Follow on Google News Follow on Flipboard
Share. Facebook Twitter Pinterest LinkedIn Tumblr Email Copy Link
Previous ArticleWe will know in a few weeks whether Russia will be serious about the Ukraine ceasefire, Rubio says | News of the Russian-Ukraine War
Next Article Trump will extend Tiktok sales deadline again to avoid US ban | Business and Economy News
user
  • Website

Related Posts

The best dating apps don’t even date apps

July 31, 2025

Openai, launching AI data centers in Norway, is the first in Europe

July 31, 2025

Ford reveals more about the new low-cost electric vehicle on August 11th

July 31, 2025
Add A Comment
Leave A Reply Cancel Reply

Latest Posts

The TwinH Advantage: Unlocking New Potential in Digital Government Strategies

The best dating apps don’t even date apps

Secret Blizzard deploys malware to ISP-level AITM attacks against the Moscow embassy

Experts detect multi-tier redirect tactics used to steal Microsoft 365 login credentials

Trending Posts

Subscribe to News

Subscribe to our newsletter and never miss our latest news

Please enable JavaScript in your browser to complete this form.
Loading

Welcome to Fyself News, your go-to platform for the latest in tech, startups, inventions, sustainability, and fintech! We are a passionate team of enthusiasts committed to bringing you timely, insightful, and accurate information on the most pressing developments across these industries. Whether you’re an entrepreneur, investor, or just someone curious about the future of technology and innovation, Fyself News has something for you.

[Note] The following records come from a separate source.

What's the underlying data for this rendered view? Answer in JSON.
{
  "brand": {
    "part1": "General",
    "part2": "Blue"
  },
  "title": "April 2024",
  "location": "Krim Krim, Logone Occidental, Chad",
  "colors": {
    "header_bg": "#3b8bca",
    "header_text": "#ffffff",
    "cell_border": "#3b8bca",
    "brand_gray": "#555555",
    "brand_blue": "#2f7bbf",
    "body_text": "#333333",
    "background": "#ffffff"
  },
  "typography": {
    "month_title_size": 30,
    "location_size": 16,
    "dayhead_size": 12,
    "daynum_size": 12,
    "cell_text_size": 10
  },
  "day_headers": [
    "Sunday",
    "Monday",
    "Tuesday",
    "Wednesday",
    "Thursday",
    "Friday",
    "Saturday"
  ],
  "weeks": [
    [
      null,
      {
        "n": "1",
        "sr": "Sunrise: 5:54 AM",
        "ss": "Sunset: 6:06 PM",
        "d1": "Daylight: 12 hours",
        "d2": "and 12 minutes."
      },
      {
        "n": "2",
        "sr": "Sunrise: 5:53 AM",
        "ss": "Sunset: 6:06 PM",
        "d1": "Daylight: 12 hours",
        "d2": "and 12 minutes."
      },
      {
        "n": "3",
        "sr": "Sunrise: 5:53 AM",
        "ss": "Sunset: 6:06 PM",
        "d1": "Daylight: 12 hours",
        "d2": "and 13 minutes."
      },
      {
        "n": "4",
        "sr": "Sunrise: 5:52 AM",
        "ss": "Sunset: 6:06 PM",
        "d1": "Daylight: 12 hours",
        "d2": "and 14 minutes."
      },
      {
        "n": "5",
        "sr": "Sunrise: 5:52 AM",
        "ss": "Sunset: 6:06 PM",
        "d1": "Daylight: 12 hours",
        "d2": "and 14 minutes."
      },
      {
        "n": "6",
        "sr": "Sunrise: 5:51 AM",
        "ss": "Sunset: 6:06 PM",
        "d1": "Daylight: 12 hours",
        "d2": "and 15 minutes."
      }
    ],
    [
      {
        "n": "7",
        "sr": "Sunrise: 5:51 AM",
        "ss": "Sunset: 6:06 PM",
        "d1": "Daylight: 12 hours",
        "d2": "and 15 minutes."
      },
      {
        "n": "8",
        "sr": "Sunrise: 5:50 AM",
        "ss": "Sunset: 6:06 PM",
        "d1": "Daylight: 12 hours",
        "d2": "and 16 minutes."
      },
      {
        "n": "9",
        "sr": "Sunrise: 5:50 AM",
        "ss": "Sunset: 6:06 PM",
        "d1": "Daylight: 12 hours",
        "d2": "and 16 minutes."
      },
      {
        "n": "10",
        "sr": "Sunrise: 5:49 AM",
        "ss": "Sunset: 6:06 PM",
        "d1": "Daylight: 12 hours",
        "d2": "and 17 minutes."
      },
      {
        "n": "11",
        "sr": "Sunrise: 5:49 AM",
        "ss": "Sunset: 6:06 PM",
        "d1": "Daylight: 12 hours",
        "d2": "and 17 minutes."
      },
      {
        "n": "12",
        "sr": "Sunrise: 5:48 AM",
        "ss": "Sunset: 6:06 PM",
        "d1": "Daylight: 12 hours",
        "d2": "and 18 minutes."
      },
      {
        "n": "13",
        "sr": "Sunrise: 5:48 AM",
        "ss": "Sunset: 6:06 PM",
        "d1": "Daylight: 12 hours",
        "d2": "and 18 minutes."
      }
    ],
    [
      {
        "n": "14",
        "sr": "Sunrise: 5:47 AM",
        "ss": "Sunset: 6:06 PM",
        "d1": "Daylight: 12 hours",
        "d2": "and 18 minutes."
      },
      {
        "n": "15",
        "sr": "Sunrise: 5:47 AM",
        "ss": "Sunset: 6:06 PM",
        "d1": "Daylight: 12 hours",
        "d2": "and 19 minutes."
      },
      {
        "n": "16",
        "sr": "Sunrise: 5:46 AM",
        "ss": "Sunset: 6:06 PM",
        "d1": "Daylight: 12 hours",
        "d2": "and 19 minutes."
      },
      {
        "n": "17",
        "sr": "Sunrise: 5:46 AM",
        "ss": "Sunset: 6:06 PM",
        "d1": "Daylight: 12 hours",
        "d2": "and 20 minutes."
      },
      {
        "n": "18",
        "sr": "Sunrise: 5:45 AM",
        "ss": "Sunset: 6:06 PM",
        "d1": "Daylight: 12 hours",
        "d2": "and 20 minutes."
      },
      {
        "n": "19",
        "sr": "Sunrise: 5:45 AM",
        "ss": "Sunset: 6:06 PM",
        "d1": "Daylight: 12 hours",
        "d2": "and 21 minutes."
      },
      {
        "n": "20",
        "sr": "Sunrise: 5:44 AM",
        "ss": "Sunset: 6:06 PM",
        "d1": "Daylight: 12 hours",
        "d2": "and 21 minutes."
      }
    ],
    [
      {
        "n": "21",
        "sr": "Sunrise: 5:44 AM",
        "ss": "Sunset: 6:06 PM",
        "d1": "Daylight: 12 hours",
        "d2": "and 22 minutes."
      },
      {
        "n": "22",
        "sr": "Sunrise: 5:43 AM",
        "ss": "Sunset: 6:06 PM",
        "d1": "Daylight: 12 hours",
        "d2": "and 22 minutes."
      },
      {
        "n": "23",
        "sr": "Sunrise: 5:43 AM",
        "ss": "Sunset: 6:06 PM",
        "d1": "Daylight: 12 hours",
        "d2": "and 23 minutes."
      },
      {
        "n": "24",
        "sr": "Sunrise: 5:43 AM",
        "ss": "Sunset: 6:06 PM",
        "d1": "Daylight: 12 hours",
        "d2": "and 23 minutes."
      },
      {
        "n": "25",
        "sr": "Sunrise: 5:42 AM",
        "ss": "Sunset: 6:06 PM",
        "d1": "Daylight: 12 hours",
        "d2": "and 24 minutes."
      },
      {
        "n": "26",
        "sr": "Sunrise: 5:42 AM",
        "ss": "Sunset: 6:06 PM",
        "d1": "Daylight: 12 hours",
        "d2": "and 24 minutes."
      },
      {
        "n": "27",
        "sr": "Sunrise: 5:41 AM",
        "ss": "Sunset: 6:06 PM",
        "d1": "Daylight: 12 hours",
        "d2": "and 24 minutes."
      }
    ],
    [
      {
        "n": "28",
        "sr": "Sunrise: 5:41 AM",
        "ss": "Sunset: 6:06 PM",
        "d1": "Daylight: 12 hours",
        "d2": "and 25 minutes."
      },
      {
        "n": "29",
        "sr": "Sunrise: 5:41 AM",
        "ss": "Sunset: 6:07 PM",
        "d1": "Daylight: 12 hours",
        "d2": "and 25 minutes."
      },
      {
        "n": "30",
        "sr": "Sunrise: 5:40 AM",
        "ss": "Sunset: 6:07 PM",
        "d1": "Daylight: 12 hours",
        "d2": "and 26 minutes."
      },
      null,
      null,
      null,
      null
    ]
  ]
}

The TwinH Advantage: Unlocking New Potential in Digital Government Strategies

New Internet Era: Berners-Lee Sets the Pace as Zuckerberg Pursues Metaverse

TwinH Transforms Belgian Student Life: Hendrik’s Journey to Secure Digital Identity

Tim Berners-Lee Unveils the “Missing Link”: How the Web’s Architect Is Building AI’s Trusted Future

Facebook X (Twitter) Instagram Pinterest YouTube
  • Home
  • About Us
  • Advertise with Us
  • Contact Us
  • DMCA
  • Privacy Policy
  • Terms & Conditions
  • User-Submitted Posts
© 2025 news.fyself. Designed by by fyself.

Type above and press Enter to search. Press Esc to cancel.